Open Sicheng2000 opened 7 months ago

Sicheng2000 commented 7 months ago
  1. The methods of data curation vary depending on the type of data, whether it is structured, semi-structured, or unstructured. The process of checking the data is crucial as it influences our subsequent actions, such as how to tidy the data and where to store the derived data. Documentation plays a vital role as it enables us to recall the previous data curation process for ourselves and others.
  2. Dealing with unstructured data presents several challenges, particularly when it comes to extracting relevant variables from plain text. Initially, I attempted to use the readLines() function and the stringr package with regular expressions to extract the desired words from my translations in Chinese and the source text in English. However, I later discovered that my files were in Word document format, requiring the use of the readtext() function. Additionally, I realized that adjustments were necessary to ensure the computer could effectively read my Chinese translations. Furthermore, extracting variables from implicit plain text created an additional challenge. In the case of semi-structured data, separating annotations from the text can be particularly challenging. If the pattern I set does not match everything, it becomes difficult to verify the accuracy of the separation. Checking line by line can be time-consuming, especially with a large number of observations. When dealing with structured data, identifying redundant columns or columns that do not provide useful information is crucial. Reorganizing the data in a clearer manner is essential for improving its usability.
  3. For lab-06, I primarily relied on the resources available at https://qtalr.github.io/book/part_3/6_curate.html and https://qtalr.github.io/qtalrkit/articles/recipe-6.html.
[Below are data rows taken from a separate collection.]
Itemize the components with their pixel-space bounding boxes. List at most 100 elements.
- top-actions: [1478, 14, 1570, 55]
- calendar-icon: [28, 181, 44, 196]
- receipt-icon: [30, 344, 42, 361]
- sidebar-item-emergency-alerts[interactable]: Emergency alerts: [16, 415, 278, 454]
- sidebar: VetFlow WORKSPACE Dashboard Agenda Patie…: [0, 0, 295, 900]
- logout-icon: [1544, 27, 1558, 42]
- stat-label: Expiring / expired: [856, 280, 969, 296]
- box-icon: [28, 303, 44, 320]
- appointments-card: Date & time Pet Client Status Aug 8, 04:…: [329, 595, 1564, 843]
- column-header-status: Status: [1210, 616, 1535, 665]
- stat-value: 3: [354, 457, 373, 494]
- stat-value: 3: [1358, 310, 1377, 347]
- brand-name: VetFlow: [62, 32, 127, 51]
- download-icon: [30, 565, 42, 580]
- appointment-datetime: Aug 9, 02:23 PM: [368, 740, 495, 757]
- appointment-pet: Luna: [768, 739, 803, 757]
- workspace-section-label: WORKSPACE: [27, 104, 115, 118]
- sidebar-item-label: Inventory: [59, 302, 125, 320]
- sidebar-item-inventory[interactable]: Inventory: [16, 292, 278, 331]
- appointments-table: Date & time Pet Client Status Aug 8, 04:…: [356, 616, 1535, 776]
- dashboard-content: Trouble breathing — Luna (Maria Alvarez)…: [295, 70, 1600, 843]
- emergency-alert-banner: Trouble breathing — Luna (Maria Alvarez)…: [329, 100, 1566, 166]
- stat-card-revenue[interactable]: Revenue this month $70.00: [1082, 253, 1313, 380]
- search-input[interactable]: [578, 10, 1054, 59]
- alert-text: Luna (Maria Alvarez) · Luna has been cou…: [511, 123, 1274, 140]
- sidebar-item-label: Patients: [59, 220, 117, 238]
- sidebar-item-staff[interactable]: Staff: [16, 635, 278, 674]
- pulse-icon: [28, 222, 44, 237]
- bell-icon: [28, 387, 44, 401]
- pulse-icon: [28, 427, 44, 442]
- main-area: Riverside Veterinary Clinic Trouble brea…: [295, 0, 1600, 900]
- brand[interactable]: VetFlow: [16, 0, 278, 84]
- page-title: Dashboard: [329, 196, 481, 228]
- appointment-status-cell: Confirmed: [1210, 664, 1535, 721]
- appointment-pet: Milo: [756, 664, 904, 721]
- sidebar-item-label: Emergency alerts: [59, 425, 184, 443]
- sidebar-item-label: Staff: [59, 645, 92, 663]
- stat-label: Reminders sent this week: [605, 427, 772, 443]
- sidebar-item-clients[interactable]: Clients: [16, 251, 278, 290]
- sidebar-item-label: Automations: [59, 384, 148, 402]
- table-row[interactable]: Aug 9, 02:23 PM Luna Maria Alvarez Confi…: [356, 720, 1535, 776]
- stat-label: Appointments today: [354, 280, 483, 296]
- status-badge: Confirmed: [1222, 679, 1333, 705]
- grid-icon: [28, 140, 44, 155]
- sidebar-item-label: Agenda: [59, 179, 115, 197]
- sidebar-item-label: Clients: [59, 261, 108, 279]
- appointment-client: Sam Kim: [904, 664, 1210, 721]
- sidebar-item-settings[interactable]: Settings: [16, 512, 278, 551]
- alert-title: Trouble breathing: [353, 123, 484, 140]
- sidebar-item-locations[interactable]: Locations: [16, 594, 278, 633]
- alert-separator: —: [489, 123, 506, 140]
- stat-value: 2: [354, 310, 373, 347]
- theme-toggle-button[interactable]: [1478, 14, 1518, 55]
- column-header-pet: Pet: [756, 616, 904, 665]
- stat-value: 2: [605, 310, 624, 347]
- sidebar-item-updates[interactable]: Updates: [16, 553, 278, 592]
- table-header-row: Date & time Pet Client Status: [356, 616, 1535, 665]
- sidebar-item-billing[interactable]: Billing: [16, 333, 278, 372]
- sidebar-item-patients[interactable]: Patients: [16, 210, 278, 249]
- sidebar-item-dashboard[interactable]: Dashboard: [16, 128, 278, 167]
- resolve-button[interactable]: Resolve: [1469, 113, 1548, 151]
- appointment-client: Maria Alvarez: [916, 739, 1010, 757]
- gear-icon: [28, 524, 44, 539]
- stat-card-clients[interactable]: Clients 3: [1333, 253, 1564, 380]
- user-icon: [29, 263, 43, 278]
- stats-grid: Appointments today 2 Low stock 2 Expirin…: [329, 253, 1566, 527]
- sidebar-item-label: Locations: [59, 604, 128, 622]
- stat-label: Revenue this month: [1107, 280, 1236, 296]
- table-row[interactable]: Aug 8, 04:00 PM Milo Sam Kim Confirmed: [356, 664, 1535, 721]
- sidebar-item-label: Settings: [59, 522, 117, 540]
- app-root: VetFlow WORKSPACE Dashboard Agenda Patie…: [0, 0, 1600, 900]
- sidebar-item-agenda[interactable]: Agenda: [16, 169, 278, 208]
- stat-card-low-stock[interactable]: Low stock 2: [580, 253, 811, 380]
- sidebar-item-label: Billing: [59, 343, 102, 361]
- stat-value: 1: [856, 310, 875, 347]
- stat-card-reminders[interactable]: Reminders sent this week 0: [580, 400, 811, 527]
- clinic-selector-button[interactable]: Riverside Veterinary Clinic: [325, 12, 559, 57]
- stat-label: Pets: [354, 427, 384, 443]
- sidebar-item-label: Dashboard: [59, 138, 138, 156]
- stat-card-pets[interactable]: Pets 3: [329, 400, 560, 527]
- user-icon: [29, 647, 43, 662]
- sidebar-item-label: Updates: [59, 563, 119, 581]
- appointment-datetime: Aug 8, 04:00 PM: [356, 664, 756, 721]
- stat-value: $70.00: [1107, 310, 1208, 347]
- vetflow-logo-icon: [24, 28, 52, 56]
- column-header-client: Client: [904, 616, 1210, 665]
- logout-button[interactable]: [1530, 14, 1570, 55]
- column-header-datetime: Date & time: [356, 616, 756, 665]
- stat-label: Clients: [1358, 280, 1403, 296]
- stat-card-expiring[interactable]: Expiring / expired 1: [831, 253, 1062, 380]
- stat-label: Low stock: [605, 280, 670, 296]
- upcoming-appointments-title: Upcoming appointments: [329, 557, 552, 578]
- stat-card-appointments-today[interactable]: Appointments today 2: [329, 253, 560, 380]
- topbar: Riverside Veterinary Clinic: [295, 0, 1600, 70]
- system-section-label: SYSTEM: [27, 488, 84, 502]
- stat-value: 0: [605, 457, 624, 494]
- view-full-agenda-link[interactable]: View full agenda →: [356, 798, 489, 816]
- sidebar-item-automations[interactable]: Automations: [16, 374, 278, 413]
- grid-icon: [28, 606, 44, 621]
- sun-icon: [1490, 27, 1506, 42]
These materials provided sufficient information for me to understand 2_curate_key.qmd. However, upon completing my assignment, I encountered difficulties pushing my revised version to the GitHub repository. After consulting resources such as https://stackoverflow.com/questions/20370294/git-could-not-resolve-host-github-com-error-while-cloning-remote-repository-in, I tried many ways including unsetting https.proxy, setting my remote URL origin, and changing my access token. Unfortunately, none of these attempts were successful. As a result, I am seeking further guidance from Professor @francojc.
  4. I'm interested in learning more about handling unstructured data. In the current class, we have experience dealing with two text files where the content in the source language aligns with the content in the target language line by line. However, what if the text in the source and target languages is not parallel, and sentences are not separated? I'm aware that the readLines function can be used to obtain parallel text, but based on my own experience, additional steps are needed to obtain"real" parallel text.
francojc commented 7 months ago

@Sicheng2000 Great self-assessment. It is very detailed and demonstrates that you have really put some thought into this lab.

I hope that you can resolve the issue that you are having pushing this repo to GitHub as I would really like to take a look at your code and make specific comments and suggestions there.

Let me know if you need more help on this. If need be, set up an appointment with me.